THE PAIN BEHIND OPIOID CRISIS
Adverse childhood experiences linked to drug abuse, says Trina Larsen Soles.
The opioid epidemic is the biggest public health crisis to hit B.C. in decades. Upward of four people a day are dying of overdoses, usually due to fentanyl poisoning of the street drug supply.
To date, the B.C. government has committed $322 million to address the crisis, including opening more supervised consumption sites, providing naloxone kits, urging people not to use alone, and trying to stop tainted drugs from coming into B.C.
Another potential response could deepen our public understanding and shift our approach to a more compassionate and effective outcome: recognizing and addressing the underlying role of adverse childhood experiences — ACEs — and how they make individuals more vulnerable to substance use.
The connection of ACEs to future chronic health conditions, social and behavioural problems, mental illness, addictions and early death has been known since the late 1990s. Called one of the greatest public health findings of all time, ACEs research studies now number in the hundreds worldwide.
In general, ACEs are identified with questions about exposure to physical, sexual or emotional abuse, parental addiction, divorce, domestic violence, and other forms of trauma or neglect. One tool generates a score on a 10-point scale.
The higher the number of ACEs, the greater the potential relationship to future social, behavioural and health problems, such as alcoholism and substance misuse, suicide and chronic disease.
Researchers are investigating the neurobiological mechanisms that are involved, such as the effect of toxic stress on the developing brain. Still others have been studying what can be done to mitigate the effects.
Despite two decades of research, however, the concepts have been slow to translate into public understanding as well as into policy and practice.
Too often, those with drug addiction are subjected to public condemnation, humiliation, further neglect and ostracism, and further traumatization — often by the very people who are meant to help them.
There is a better way.
Last November more than 600 people from B.C., Alberta, Saskatchewan, Ontario and the U.S. gathered in Vancouver to explore and share approaches to acknowledging, mitigating and preventing ACEs. The ACEs Summit: B.C. and Beyond, was a two-day conference that brought together physicians, mental health experts, educators, academic researchers, First Nations organizations, criminal justice representatives, community agencies, health authorities, provincial government policymakers and politicians, as well as people affected by ACEs.
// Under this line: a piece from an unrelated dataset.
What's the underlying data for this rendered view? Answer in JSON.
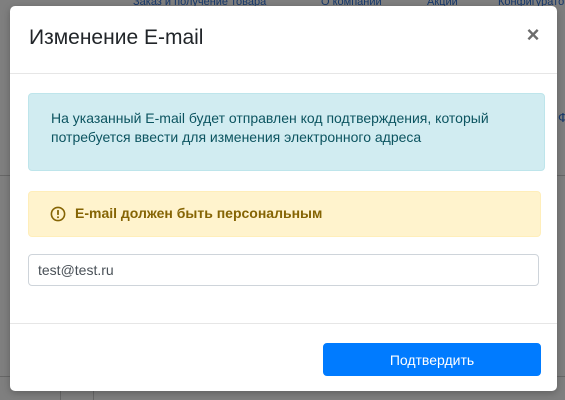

We heard from Judy Darcy, the provincial minister for mental health and addictions, who stressed that addiction is not a moral failure, but a health issue. She emphasized the importance of treating those with mental health and substance-use issues with the same dignity and compassion that we treat those with physical health issues.
The summit was funded and organized by the shared care committee, a partnership of Doctors of B.C. and the Ministry of Health, and featured multiple presentations and panels to discuss how to embed ACEs awareness and response into schools, communities, family doctors’ offices, maternity care, mental health and addictions treatment and the criminal justice system.
A five-member panel on ACEs and the opioid crisis brought into stark light how our current approach contributes to higher death rates by isolating individuals who hide their addiction out of shame and use alone.
Calgary police Chief Roger Chaffin stated that we can’t arrest our way out of the problem, and that the focus has to be on people before they become addicted.
Linda Lupini of B.C. Emergency Services reiterated what many of us may not realize: that individuals who are dealing with emotional and physical pain through opioid addiction were doing all this under the radar, and the reason we are talking about it now is because their supply is poisoned. She stated that this has told us there are many more people than we ever realized who are struggling.
Although the opioid crisis is a difficult one, the ACEs Summit focused on a message of hope. By focusing on understanding ACEs and how they contribute to addiction and other serious health conditions, we can enable more compassionate treatment and more effective prevention. Together we can help heal those with ACEs already in their life story, and limit the creation of new ACEs in future generations.